Our team put the strong interaction forces on a grid and looked for the evolution of these fields. For weather forecasts, the more planes collecting data, the better the prediction. In this metaphor, we used billions of airplanes to calculate the most precise magnetic moment we could using billions of computer processing hours at multiple supercomputer centers in Europe.

Our new approach produced a value of the strength of the muon's magnetic field that closely matches the experimental value measured by the Brookhaven and Fermilab scientists. It essentially closes the gap between theory and experimental measurements and confirms the Standard Model that has guided particle physics for decades.

How does it feel to read about this week's Muon g-2 experiment results five years after publishing your theoretical calculation results?

There were hundreds of people who were involved in these measurements and various calculations within and beyond the Standard Model. At the time, they didn't like our result because they were hoping for a Nobel Prize-worthy discovery. So, we had a very strong headwind against us, and that was a strange feeling.

But that is also where the value of support for basic, theoretical research comes into play. Science is not a democratic institution where you need a consensus. Nature is as it is, and there are not majorities that can define nature without scientific proof. The collective curiosity and contributions of many researchers with many ideas over time is what scientific discovery is all about.

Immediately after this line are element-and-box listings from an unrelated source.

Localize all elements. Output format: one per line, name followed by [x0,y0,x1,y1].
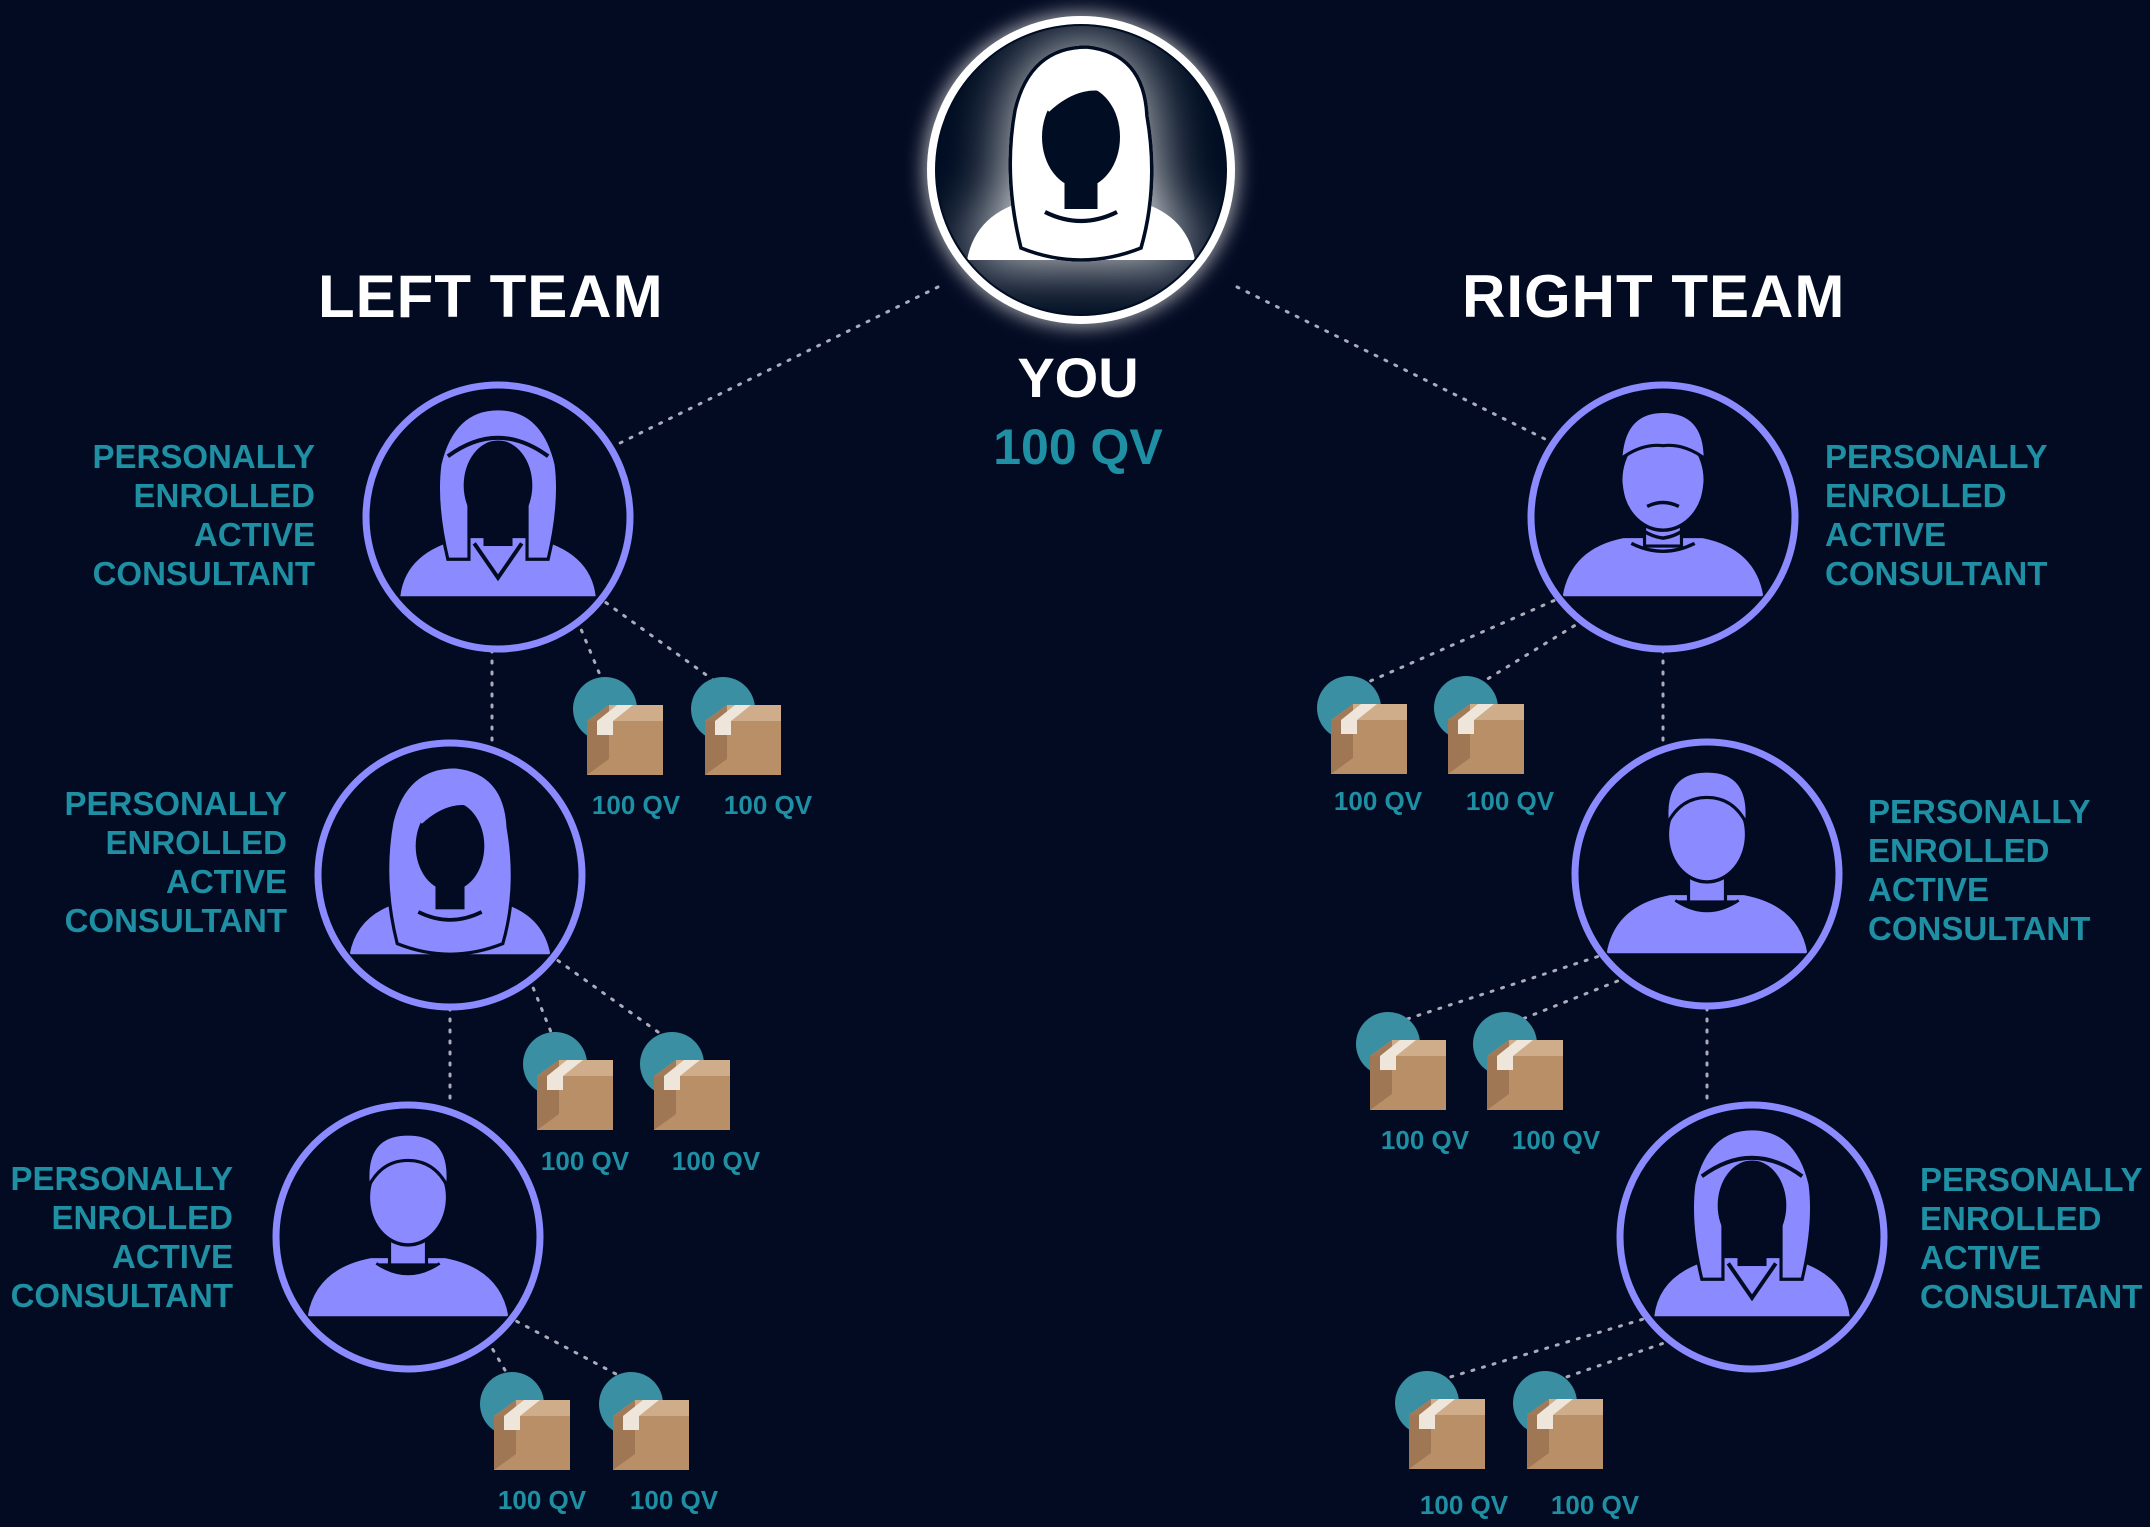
left-member-1-avatar [362,381,634,653]
box-icon [1527,1399,1603,1469]
right-member-2-avatar [1571,738,1843,1010]
order-qv-label: 100 QV [1419,1490,1509,1520]
order-item [523,1032,613,1130]
order-qv-label: 100 QV [629,1485,719,1515]
box-icon [654,1060,730,1130]
order-qv-label: 100 QV [540,1146,630,1176]
order-qv-label: 100 QV [723,790,813,820]
order-item [1356,1012,1446,1110]
order-item [573,677,663,775]
order-item [1434,676,1524,774]
connector-line [1474,618,1586,688]
order-qv-label: 100 QV [1465,786,1555,816]
order-qv-label: 100 QV [1550,1490,1640,1520]
left-member-2-avatar [314,739,586,1011]
box-icon [613,1400,689,1470]
connector-line [547,952,674,1044]
order-item [691,677,781,775]
right-member-2-role: PERSONALLY ENROLLED ACTIVE CONSULTANT [1868,793,2091,947]
order-item [1317,676,1407,774]
diagram-canvas [272,16,1888,1470]
connector-line [1396,951,1610,1024]
left-member-3-role: PERSONALLY ENROLLED ACTIVE CONSULTANT [10,1160,234,1314]
connector-line [575,618,607,689]
connector-line [1513,975,1630,1024]
you-label: YOU [1017,346,1139,409]
order-item [640,1032,730,1130]
order-item [1513,1371,1603,1469]
order-qv-label: 100 QV [497,1485,587,1515]
you-qv: 100 QV [993,419,1163,475]
order-item [1473,1012,1563,1110]
box-icon [1370,1040,1446,1110]
right-member-1-role: PERSONALLY ENROLLED ACTIVE CONSULTANT [1825,438,2048,592]
box-icon [537,1060,613,1130]
left-member-2-role: PERSONALLY ENROLLED ACTIVE CONSULTANT [64,785,288,939]
right-member-1-avatar [1527,381,1799,653]
order-item [480,1372,570,1470]
box-icon [1409,1399,1485,1469]
order-qv-label: 100 QV [671,1146,761,1176]
connector-line [1553,1338,1675,1383]
box-icon [1448,704,1524,774]
order-item [1395,1371,1485,1469]
box-icon [494,1400,570,1470]
right-member-3-role: PERSONALLY ENROLLED ACTIVE CONSULTANT [1920,1161,2143,1315]
connector-line [1357,594,1566,688]
box-icon [1487,1040,1563,1110]
order-qv-label: 100 QV [1511,1125,1601,1155]
order-item [599,1372,689,1470]
binary-team-diagram: LEFT TEAM RIGHT TEAM YOU 100 QV PERSONAL… [0,0,2150,1527]
you-avatar [927,16,1235,324]
order-qv-label: 100 QV [1380,1125,1470,1155]
connector-line [505,1314,633,1384]
connector-line [616,285,940,446]
box-icon [587,705,663,775]
left-team-title: LEFT TEAM [318,263,664,330]
order-qv-label: 100 QV [591,790,681,820]
left-member-3-avatar [272,1101,544,1373]
box-icon [705,705,781,775]
right-member-3-avatar [1616,1101,1888,1373]
left-member-1-role: PERSONALLY ENROLLED ACTIVE CONSULTANT [92,438,316,592]
box-icon [1331,704,1407,774]
right-team-title: RIGHT TEAM [1462,263,1846,330]
order-qv-label: 100 QV [1333,786,1423,816]
connector-line [595,594,725,689]
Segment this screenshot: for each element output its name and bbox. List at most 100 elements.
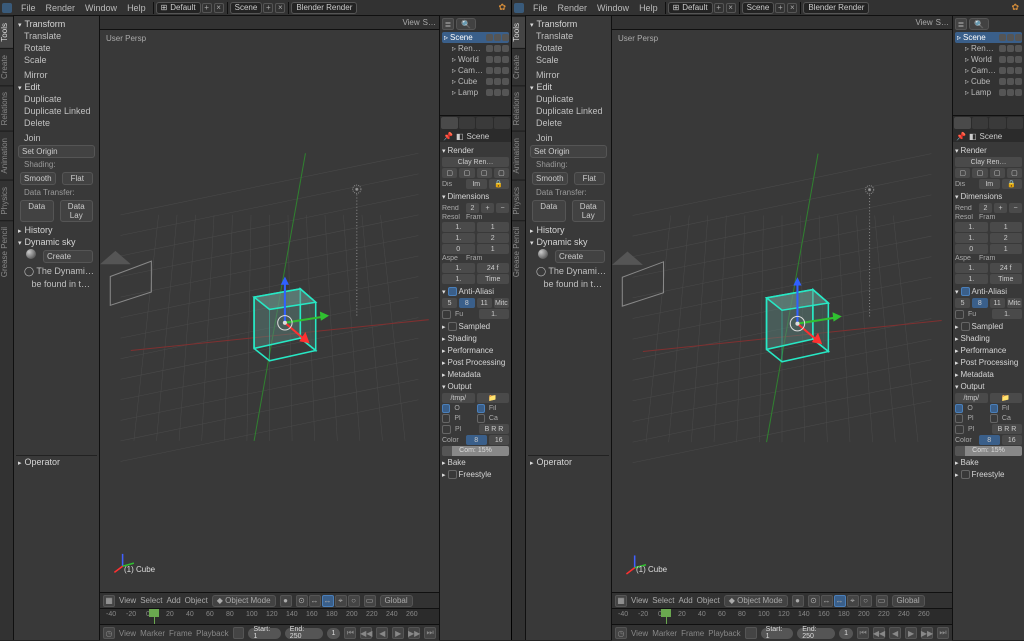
eye-icon[interactable] <box>999 78 1006 85</box>
render-preset[interactable]: Clay Ren… <box>442 157 509 167</box>
outliner-filter[interactable]: 🔍 <box>969 18 989 30</box>
panel-header-edit[interactable]: Edit <box>528 81 609 93</box>
engine-selector[interactable]: Blender Render <box>803 2 869 14</box>
3d-viewport[interactable]: User Persp (1) Cube <box>100 30 439 592</box>
opengl-icon[interactable]: ▢ <box>1007 168 1022 178</box>
panel-header-metadata[interactable]: Metadata <box>955 368 1022 380</box>
playback-4[interactable]: ▶▶ <box>408 627 420 639</box>
editor-type-icon[interactable]: ▦ <box>103 595 115 607</box>
field[interactable]: 1. <box>479 309 509 319</box>
ptab-0[interactable] <box>954 117 971 129</box>
checkbox[interactable] <box>955 404 963 413</box>
field[interactable]: Time <box>477 274 510 284</box>
tl-menu-frame[interactable]: Frame <box>681 629 704 638</box>
panel-header-output[interactable]: Output <box>955 380 1022 392</box>
panel-header-history[interactable]: History <box>16 224 97 236</box>
camera-icon[interactable]: ▢ <box>442 168 457 178</box>
checkbox[interactable] <box>477 414 485 423</box>
playback-0[interactable]: ⏮ <box>857 627 869 639</box>
select-icon[interactable] <box>494 56 501 63</box>
pivot-icon[interactable]: ⊙ <box>808 595 820 607</box>
vp-menu-add[interactable]: Add <box>166 596 180 605</box>
checkbox[interactable] <box>442 404 450 413</box>
outliner-filter[interactable]: 🔍 <box>456 18 476 30</box>
transform-orientation[interactable]: Global <box>892 595 925 607</box>
render-icon[interactable] <box>1015 34 1022 41</box>
fu-check[interactable] <box>442 310 451 319</box>
ptab-3[interactable] <box>1007 117 1024 129</box>
playback-0[interactable]: ⏮ <box>344 627 356 639</box>
tool-translate[interactable]: Translate <box>528 30 609 42</box>
timeline-ruler[interactable]: -40-200204060801001201401601802002202402… <box>612 609 952 625</box>
folder-icon[interactable]: 📁 <box>477 393 510 403</box>
panel-header-sampled[interactable]: Sampled <box>955 320 1022 332</box>
tl-menu-view[interactable]: View <box>119 629 136 638</box>
anim-icon[interactable]: ▢ <box>459 168 474 178</box>
output-path[interactable]: /tmp/ <box>442 393 475 403</box>
playback-2[interactable]: ◀ <box>376 627 388 639</box>
panel-header-operator[interactable]: Operator <box>16 456 97 468</box>
shading-smooth[interactable]: Smooth <box>20 172 56 185</box>
playback-2[interactable]: ◀ <box>889 627 901 639</box>
output-path[interactable]: /tmp/ <box>955 393 988 403</box>
tl-menu-marker[interactable]: Marker <box>140 629 165 638</box>
eye-icon[interactable] <box>486 78 493 85</box>
outliner-item-world[interactable]: ▹World <box>442 54 509 65</box>
tool-duplicate-linked[interactable]: Duplicate Linked <box>16 105 97 117</box>
field[interactable]: 0 <box>442 244 475 254</box>
layout-selector[interactable]: ⊞Default <box>156 2 201 14</box>
outliner-item-lamp[interactable]: ▹Lamp <box>442 87 509 98</box>
eye-icon[interactable] <box>486 45 493 52</box>
field[interactable]: B R R <box>479 424 509 434</box>
add-scene-button[interactable]: + <box>775 3 785 13</box>
remove-layout-button[interactable]: × <box>214 3 224 13</box>
timeline-cursor[interactable] <box>666 609 667 624</box>
opengl-icon[interactable]: ▢ <box>494 168 509 178</box>
tool-scale[interactable]: Scale <box>528 54 609 66</box>
shading-flat[interactable]: Flat <box>62 172 93 185</box>
playback-5[interactable]: ⏭ <box>424 627 436 639</box>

What does last week's latest finding mean for physics? For society?

Our research group's calculations have been checked and recalculated by several groups, and I would say that our research group's result is now so precise that, for me, it is not feasible to make it even more precise.

However, there are other groups who are working in this field from different angles. It's very useful and sensible for these physics research groups to continue to reach for more precision—eventually, they'll be able to say our result should be either confirmed or refuted by other calculations. That's the goal of science—to continue to work through theories and find additional evidence.

For society, of course, whenever you have a new interaction, then you have the hope to solve many problems of mankind, so in a way this finding could be disappointing. For example, electromagnetism solved many questions—that's the reason I can conduct this interview over the phone, using electromagnetic waves.

The weak interaction is responsible for radioactive decay, which is used in medicine, and in many, many other cases. The strong interaction is used in nuclear power plants. So, there are many things you can do once you identify a new interaction, and unfortunately, we don't have the new interaction that we hoped for.

So, it is a consequence for society, but there's also a positive side to emphasize. Our calculation is so precise that it cannot be accidental and provides excellent evidence for the confirmation of quantum field theory. This is the primary theoretical framework for understanding many aspects of the universe and , hopefully including computing, health care and imaging, timing keeping and energy.

And that's a highly meaningful result. Everything established using quantum field theory is justified to an incredible position. So, in other words, this is a huge success!

What do you love most about your work?

I love the Penn State Department of Â鶹ÒùÔºics and my colleagues. My colleagues are conducting an extremely high and impactful level of research, and it's a great honor to be here and working with these scientists. I really like the collaborative nature of Penn State and the huge scope of the research. You don't feel isolated. You have a connection to many, many other fields, and it's just hard to imagine a more interdisciplinary department, college and institution.